Società nel mirino dei tifosi: scelta per salvare la faccia

18 Maggio 2015

PESCARA. Tutto come previsto. L’esonero di Marco Baroni a una sola giornata dalla fine del torneo ha scatenato le reazioni dei tifosi. In tanti si sono confrontati sui social network del Centro per...

PESCARA. Tutto come previsto. L’esonero di Marco Baroni a una sola giornata dalla fine del torneo ha scatenato le reazioni dei tifosi. In tanti si sono confrontati sui social network del Centro per esprimere la propria idea su una situazione paradossale.

Nella lunga storia del Delfino, infatti, non si era mai verificato un cambio della guida tecnica a soli novanta minuti dal termine della regular season. Alcuni si sono chiesti quale senso abbia questa mossa, mentre per molti altri si tratta di una decisione che andava presa da diversi mesi.

Anche sull’opportunità di affidare la gestione del match decisivo contro il Livorno al debuttante Massimo Oddo c’è qualche divergenza di vedute. In ogni caso, la dirigenza biancazzurra è finita sul banco degli imputati.

La prima reazione è di Claudio Di Rupo che scrive: «Così salva la faccia la società, ma per piacere… Se veramente volevano provare a salire o almeno centrare i play off, lo toglievano a gennaio o dopo il ko contro il Brescia…».

Non si fa attendere la risposta di un altro utente, Lino Lattanzio, secondo il quale il Pescara, se avesse confermato Baroni, non avrebbe avuto alcuna chance di entrare nella griglia degli spareggi. «Se vogliamo avere una speranza per i play off è la mossa giusta. Cosa abbiamo da perdere? Considerata la forza dell’organico con un altro tecnico forse saremmo già saliti».

Subito dopo appare il commento perentorio di Nicola De Iuliis. «È talmente lampante che questa proprietà non voglia andare in Serie A! Con quali soldi allestirebbe una squadra decente? L'ultima esperienza in A ha insegnato che con prestiti ed acquisti di giocatori minori si rischiano solo magre figure!»

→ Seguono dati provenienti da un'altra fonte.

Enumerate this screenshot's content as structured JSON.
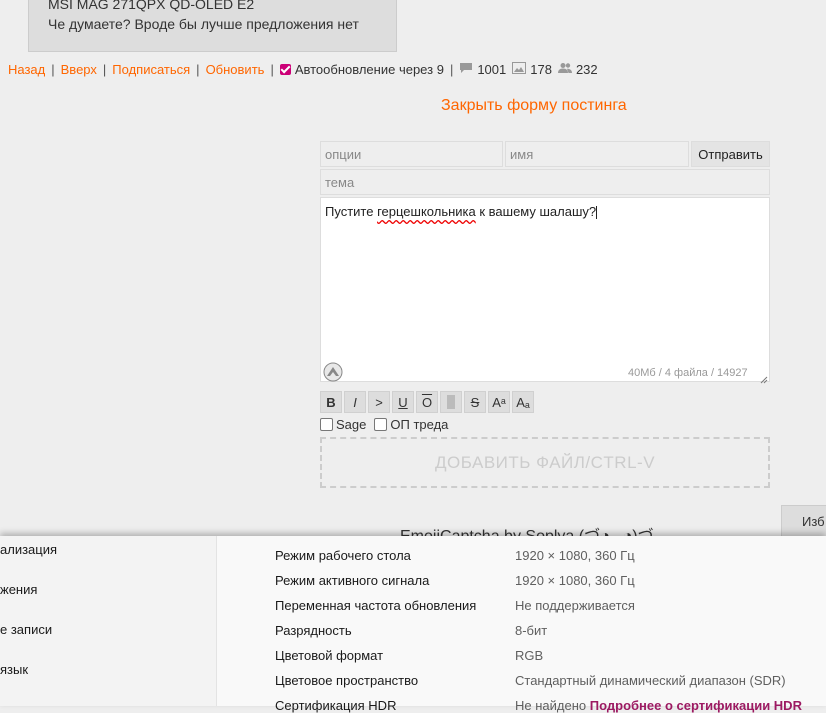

Sulla stessa lunghezza d’onda Pierluigi Astrologo. «Questo è Il modo migliore per perdere col Livorno e contemporaneamente salvare la faccia…». Duro con i dirigenti anche Loris Mogino Mazzioli che contesta la scelta iniziale di affidare la panchina all’ex tecnico del Lanciano. «Ennesima dimostrazione di una società mediocre… Una stagione intera a difendere l'indifendibile. Sono riusciti a gettare alle ortiche un campionato mediocre. Con un allenatore normale si andava in A a mani basse».

Un pensiero condiviso totalmente da Ruggero Formoso. «La colpa non è di Baroni... ma di chi ti c'ha mess!» Parole che testimoniano quanto sia stato complicato il rapporto tra Baroni e la piazza. Anche nei momenti migliori di questa stagione, infatti, il calcio proposto dall’allenatore fiorentino non ha mai entusiasmato i pescaresi. Un feeling mai scattato che avrebbe comunque sancito il divorzio a fine stagione.

Con il passare delle giornate, nonostante la squadra fosse ancora in corsa per il play off, l’Adriatico si andava svuotando in maniera progressiva. «Che goduria», è il commento di Carlo Gianko Iocco. Insomma, per molti il rapporto doveva essere interrotto già da un pezzo. Antonio Cermignani «Semmai l'esonero andava fatto due mesi fa». Fabiola Ballone: «Lo dovevi esonerare a Natale non adesso». Lino Lattanzio: «Meglio tardi che mai. Giochiamocela sta partita, poi si vedrà». L’ultimo post è una boccata di grande entusiasmo. Lo scrive Manolo Magistro. «Siete tutti dei criticoni. Il Pescara vince 3 a 0 contro il Livorno e poi va in serie A vincendo le altre».